DES MOINES, Iowa — Project management delivered over the Web has proven to be just the elixir Jeff Falk needed to really help things gel at the office.
Falk is director of product development at The Members Group, a provider of card processing, ACH and related services to a little more than 200 credit unions. He's responsible for overseeing more than 200 projects at any given time, keeping things moving among more than 150 employees at four locations.
To create order from such potential chaos, Falk and his colleagues use a project portfolio management (PPM) solution from San Francisco-based Innotas.
Delivered over the Web as an on-demand software-as-a-service (SaaS), the Innotas tools provide centralized collaboration, communication across the organization and the ability to do away with what Falk called “islands of data”–disparate spreadsheets, e-mails, even hand-written notes–that obscured progress and even hid some projects from view.
TMG is currently using the Innotas solution in four segments, Falk said.
“One is for folks filling a project management role. Another is folks fulfilling a resource management role. A third is the team member segment: people not necessarily managing but who are contributors to the team with specific tasks. And the fourth segment is the executive level [including] senior management with a view across all projects,” he said.
At TMG, projects generally involve “onboarding new credit union clients to our processing platforms,” Falk said. Each client is served by a project team that includes experts in marketing, settling and the technologies that connect them.
There also are what Falk called infrastructure projects, such as implementing a new e-mail server. Unlike the cross-disciplinary onboarding team, these projects are confined to staffers, “such as network and technology folks, people who pretty much stay within that realm,” he said. Other examples include projects that involved only the human resources department, like a benefits analysis.
Each of these disparate functions now fit into one centralized database, managed off-site by software built from the ground up for delivery over the Web.
“Now we can easily collaborate within the solution,” Falk said. “Instead of having to send an external e-mail and figuring out what project you're talking about, you can see the whole thing at once…all the associated documents, all the chats. Everything that's going on, and without the time-consuming processes we had before.”
Prior to Innotas, TMG ran an in-house PPM solution that required a site license, installation on servers and then maintenance that included patches.
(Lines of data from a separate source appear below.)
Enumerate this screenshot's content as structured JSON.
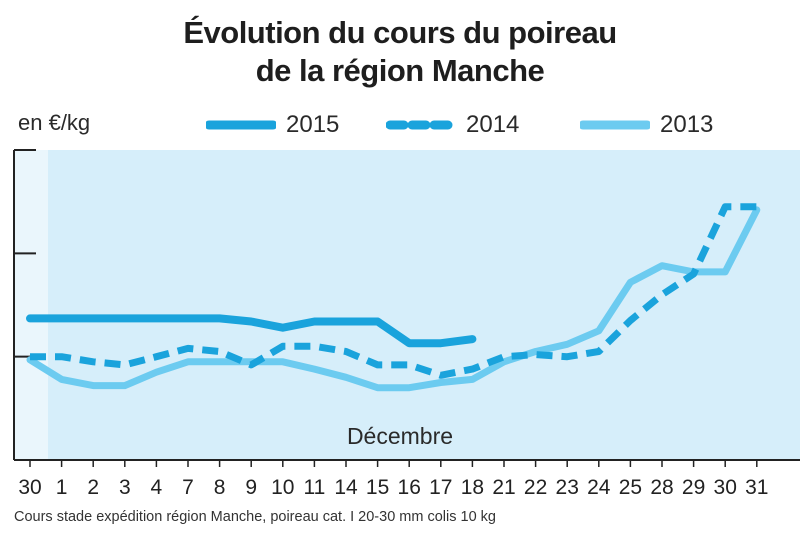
{
  "chart_data": {
    "type": "line",
    "title_lines": [
      "Évolution du cours du poireau",
      "de la région Manche"
    ],
    "ylabel": "en €/kg",
    "period_label": "Décembre",
    "categories": [
      "30",
      "1",
      "2",
      "3",
      "4",
      "7",
      "8",
      "9",
      "10",
      "11",
      "14",
      "15",
      "16",
      "17",
      "18",
      "21",
      "22",
      "23",
      "24",
      "25",
      "28",
      "29",
      "30",
      "31"
    ],
    "series": [
      {
        "name": "2015",
        "style": "solid-thick",
        "color": "#1aa3dc",
        "values": [
          2.37,
          2.37,
          2.37,
          2.37,
          2.37,
          2.37,
          2.37,
          2.34,
          2.28,
          2.34,
          2.34,
          2.34,
          2.13,
          2.13,
          2.17,
          null,
          null,
          null,
          null,
          null,
          null,
          null,
          null,
          null
        ]
      },
      {
        "name": "2014",
        "style": "dashed",
        "color": "#1aa3dc",
        "values": [
          2.0,
          2.0,
          1.95,
          1.92,
          2.0,
          2.08,
          2.05,
          1.92,
          2.1,
          2.1,
          2.05,
          1.92,
          1.92,
          1.82,
          1.88,
          2.0,
          2.02,
          2.0,
          2.05,
          2.35,
          2.6,
          2.8,
          3.45,
          3.45
        ]
      },
      {
        "name": "2013",
        "style": "solid-light",
        "color": "#6ccbf0",
        "values": [
          1.97,
          1.78,
          1.72,
          1.72,
          1.85,
          1.95,
          1.95,
          1.95,
          1.95,
          1.88,
          1.8,
          1.7,
          1.7,
          1.75,
          1.78,
          1.95,
          2.05,
          2.12,
          2.25,
          2.72,
          2.88,
          2.82,
          2.82,
          3.42
        ]
      }
    ],
    "ylim": [
      1.0,
      4.0
    ],
    "grid": false,
    "legend_position": "top"
  },
  "footnote": "Cours stade expédition région Manche, poireau cat. I 20-30 mm colis 10 kg",
  "colors": {
    "plot_background": "#d6eefa",
    "axis": "#222222",
    "line_2015": "#1aa3dc",
    "line_2014": "#1aa3dc",
    "line_2013": "#6ccbf0"
  }
}
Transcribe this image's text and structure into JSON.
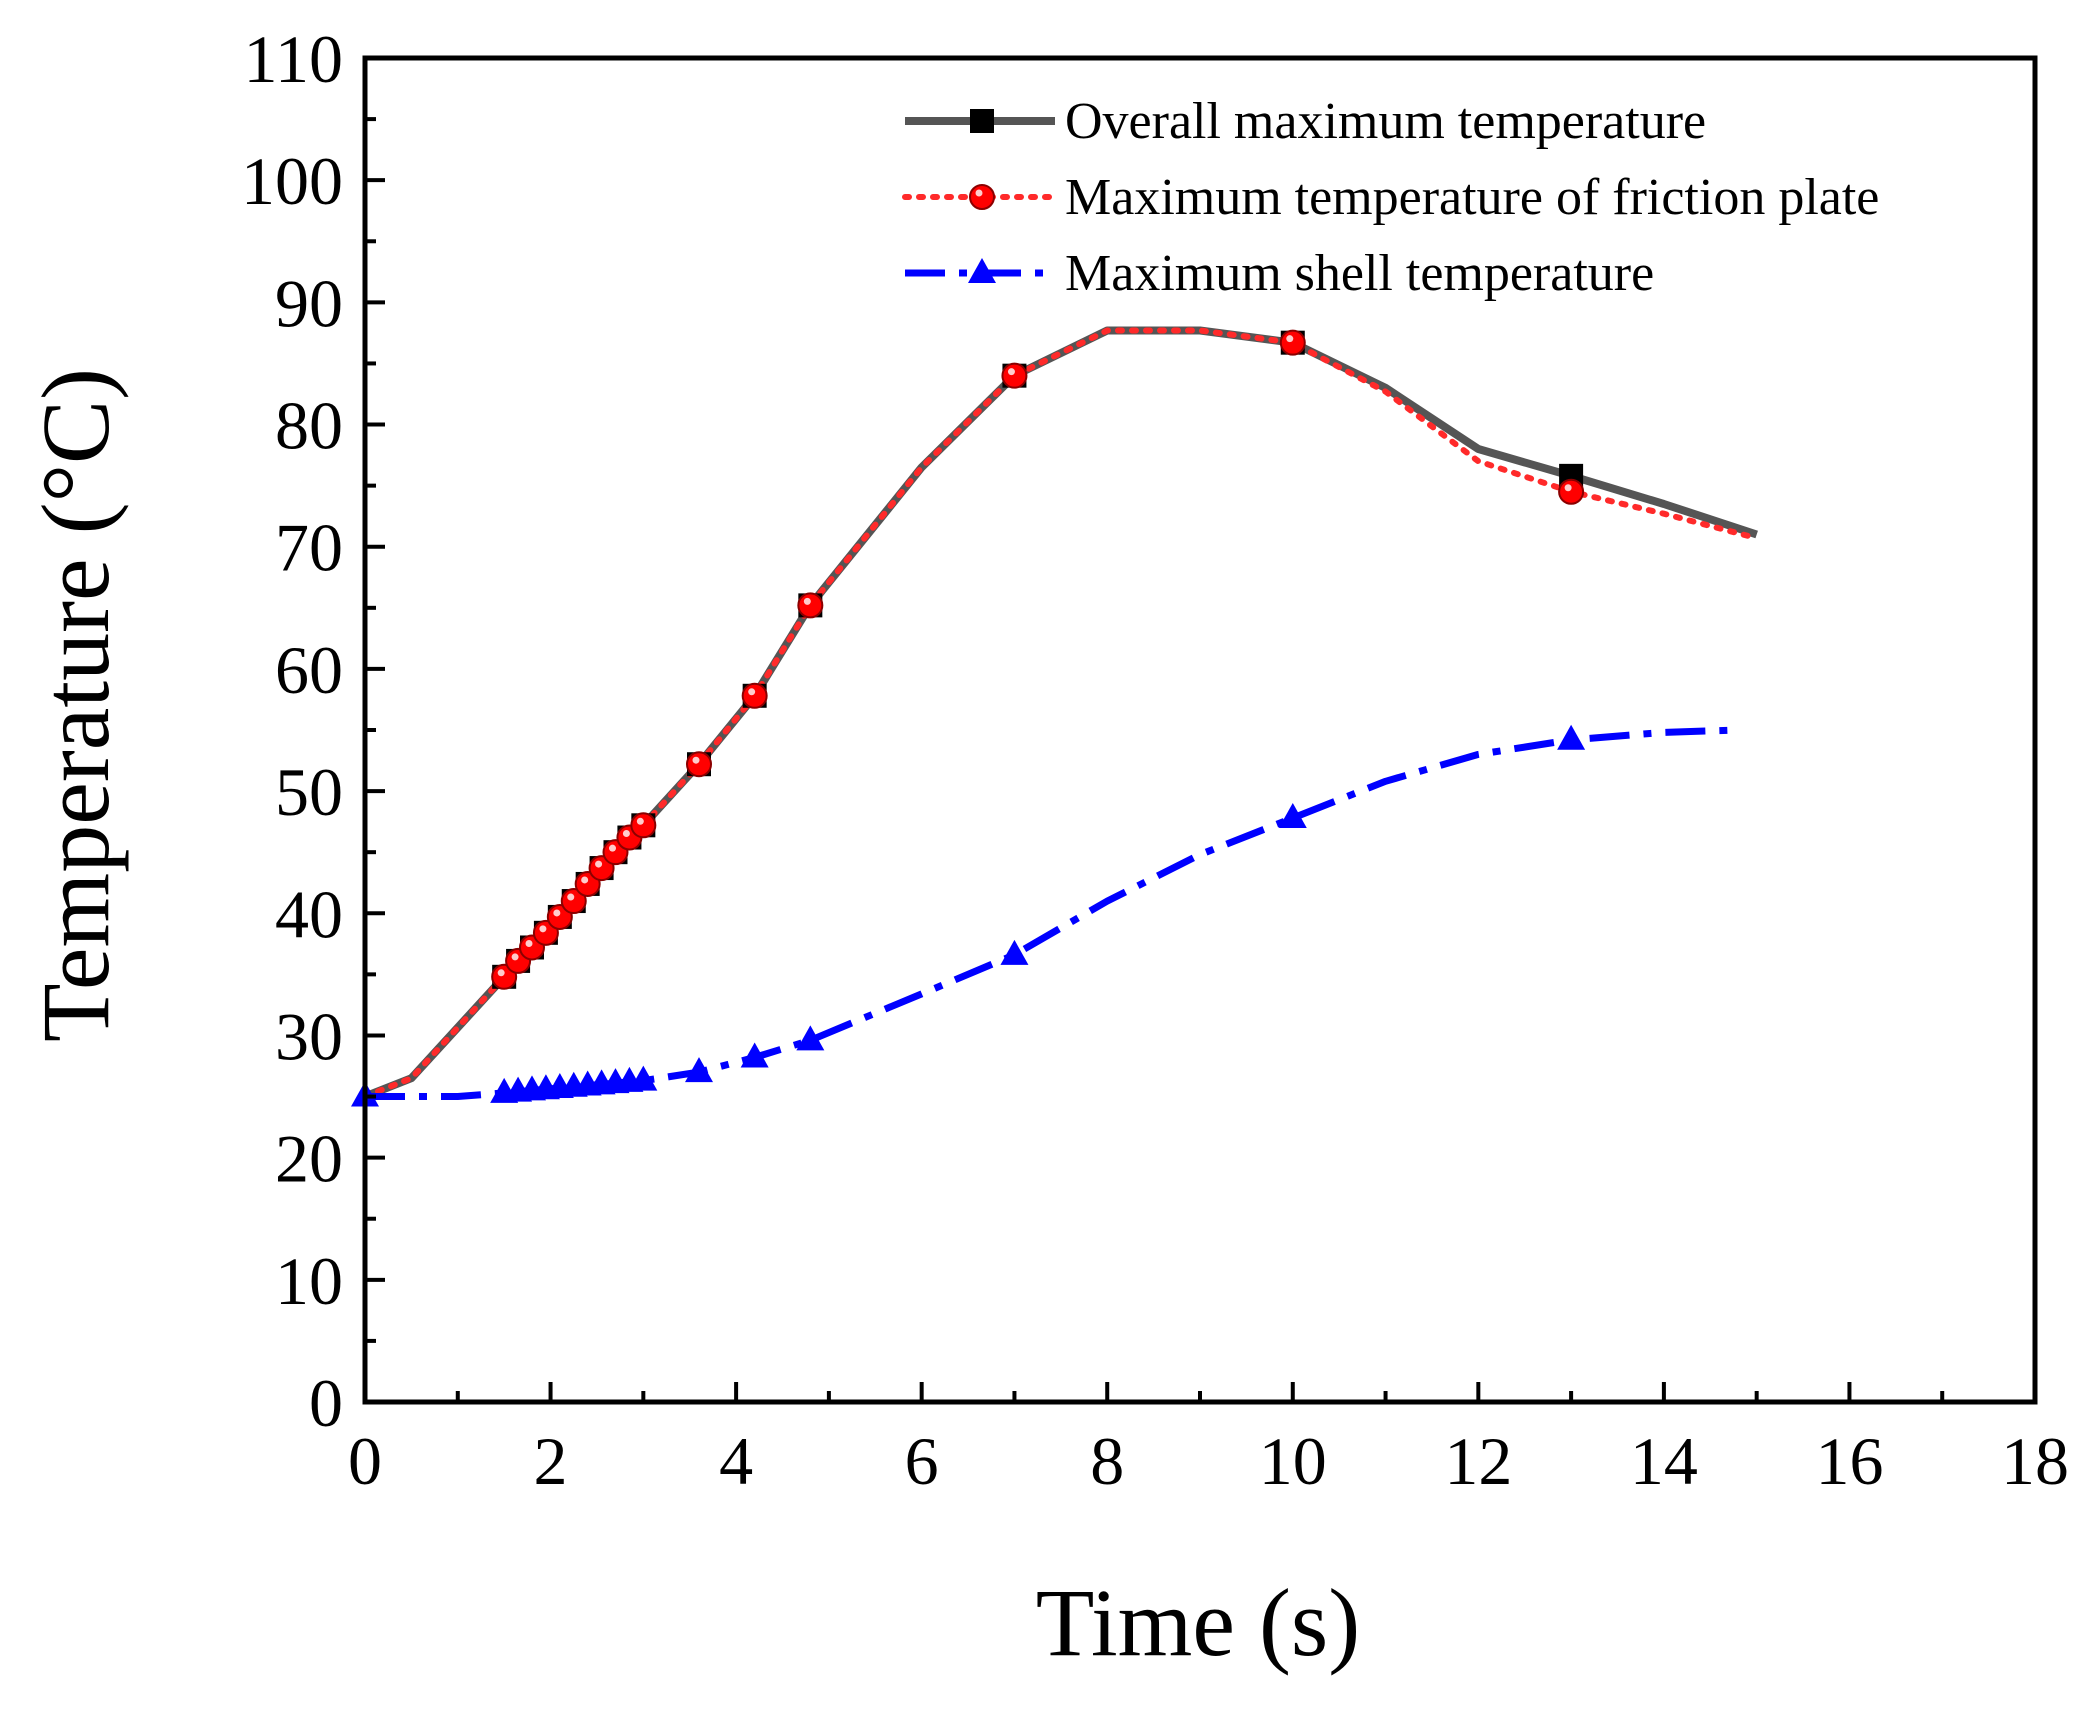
{
  "chart_data": {
    "type": "line",
    "title": "",
    "xlabel": "Time (s)",
    "ylabel": "Temperature (°C)",
    "xlim": [
      0,
      18
    ],
    "ylim": [
      0,
      110
    ],
    "xticks": [
      0,
      2,
      4,
      6,
      8,
      10,
      12,
      14,
      16,
      18
    ],
    "yticks": [
      0,
      10,
      20,
      30,
      40,
      50,
      60,
      70,
      80,
      90,
      100,
      110
    ],
    "grid": false,
    "legend_position": "top-right",
    "series": [
      {
        "name": "Overall maximum temperature",
        "color": "#555555",
        "marker": "square",
        "marker_fill": "#000000",
        "line_style": "solid",
        "x": [
          0,
          0.5,
          1.5,
          1.65,
          1.8,
          1.95,
          2.1,
          2.25,
          2.4,
          2.55,
          2.7,
          2.85,
          3.0,
          3.6,
          4.2,
          4.8,
          6.0,
          7.0,
          8.0,
          9.0,
          10.0,
          11.0,
          12.0,
          13.0,
          14.0,
          15.0
        ],
        "y": [
          25,
          26.5,
          34.8,
          36.1,
          37.2,
          38.4,
          39.7,
          41.0,
          42.4,
          43.7,
          45.0,
          46.2,
          47.2,
          52.2,
          57.8,
          65.2,
          76.5,
          84.0,
          87.7,
          87.7,
          86.7,
          83.0,
          78.0,
          75.8,
          73.5,
          71.0
        ],
        "marker_x": [
          1.5,
          1.65,
          1.8,
          1.95,
          2.1,
          2.25,
          2.4,
          2.55,
          2.7,
          2.85,
          3.0,
          3.6,
          4.2,
          4.8,
          7.0,
          10.0,
          13.0
        ],
        "marker_y": [
          34.8,
          36.1,
          37.2,
          38.4,
          39.7,
          41.0,
          42.4,
          43.7,
          45.0,
          46.2,
          47.2,
          52.2,
          57.8,
          65.2,
          84.0,
          86.7,
          75.8
        ]
      },
      {
        "name": "Maximum temperature of friction plate",
        "color": "#ff2a2a",
        "marker": "circle",
        "marker_fill": "#ff0000",
        "line_style": "dotted",
        "x": [
          0,
          0.5,
          1.5,
          1.65,
          1.8,
          1.95,
          2.1,
          2.25,
          2.4,
          2.55,
          2.7,
          2.85,
          3.0,
          3.6,
          4.2,
          4.8,
          6.0,
          7.0,
          8.0,
          9.0,
          10.0,
          11.0,
          12.0,
          13.0,
          14.0,
          15.0
        ],
        "y": [
          25,
          26.5,
          34.8,
          36.1,
          37.2,
          38.4,
          39.7,
          41.0,
          42.4,
          43.7,
          45.0,
          46.2,
          47.2,
          52.2,
          57.8,
          65.2,
          76.5,
          84.0,
          87.7,
          87.7,
          86.7,
          82.7,
          77.0,
          74.5,
          72.7,
          70.7
        ],
        "marker_x": [
          1.5,
          1.65,
          1.8,
          1.95,
          2.1,
          2.25,
          2.4,
          2.55,
          2.7,
          2.85,
          3.0,
          3.6,
          4.2,
          4.8,
          7.0,
          10.0,
          13.0
        ],
        "marker_y": [
          34.8,
          36.1,
          37.2,
          38.4,
          39.7,
          41.0,
          42.4,
          43.7,
          45.0,
          46.2,
          47.2,
          52.2,
          57.8,
          65.2,
          84.0,
          86.7,
          74.5
        ]
      },
      {
        "name": "Maximum shell temperature",
        "color": "#0000ff",
        "marker": "triangle",
        "marker_fill": "#0000ff",
        "line_style": "dashdot",
        "x": [
          0,
          1.0,
          1.5,
          1.65,
          1.8,
          1.95,
          2.1,
          2.25,
          2.4,
          2.55,
          2.7,
          2.85,
          3.0,
          3.6,
          4.2,
          4.8,
          6.0,
          7.0,
          8.0,
          9.0,
          10.0,
          11.0,
          12.0,
          13.0,
          14.0,
          14.8
        ],
        "y": [
          25,
          25,
          25.3,
          25.4,
          25.5,
          25.6,
          25.7,
          25.8,
          25.9,
          26.0,
          26.1,
          26.2,
          26.3,
          27.0,
          28.2,
          29.6,
          33.4,
          36.6,
          41.0,
          44.8,
          47.8,
          50.8,
          53.0,
          54.2,
          54.8,
          55.0
        ],
        "marker_x": [
          0,
          1.5,
          1.65,
          1.8,
          1.95,
          2.1,
          2.25,
          2.4,
          2.55,
          2.7,
          2.85,
          3.0,
          3.6,
          4.2,
          4.8,
          7.0,
          10.0,
          13.0
        ],
        "marker_y": [
          25,
          25.3,
          25.4,
          25.5,
          25.6,
          25.7,
          25.8,
          25.9,
          26.0,
          26.1,
          26.2,
          26.3,
          27.0,
          28.2,
          29.6,
          36.6,
          47.8,
          54.2
        ]
      }
    ]
  }
}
“With our environment becoming more and more complex, it was just another piece in our infrastructure that, to be honest with you, I got tired of wrestling every time a new patch came out,” Falk said.
That earlier software–termed “bloatware” by Falk–also had more features than were needed. Being able to go to the Web to just use functions as they are needed has eliminated that bloat, Falk said.
Ease of use is another plus. Falk said his new system makes reports easy to pull, instead of requiring IT help as with the old PPM software.
The efficiencies also manifest when all those islands of data are connected at TMG, Falk said. “One thing these kinds of solutions really allow you to do is get your arms wrapped around the number of projects you do have,” he said.
“We found some that were only getting one or two hours of work a month and were sort of dying on the vine, and we found that we could eliminate 25% to 50% of the projects we have going on at any one time just by having that kind of visibility,” Falk said.
Bottom line to someone whose title is director of product development?
“This all runs right into cost,” Falk said. “The longer projects take, the more they cost. Plus, in our environment, the more clients we can get on board, the better off we are, and we like to think the better off our clients are, too.
“When we're cutting 10% to 25% off our time to launch with projects and new products, that helps everyone involved,” he said.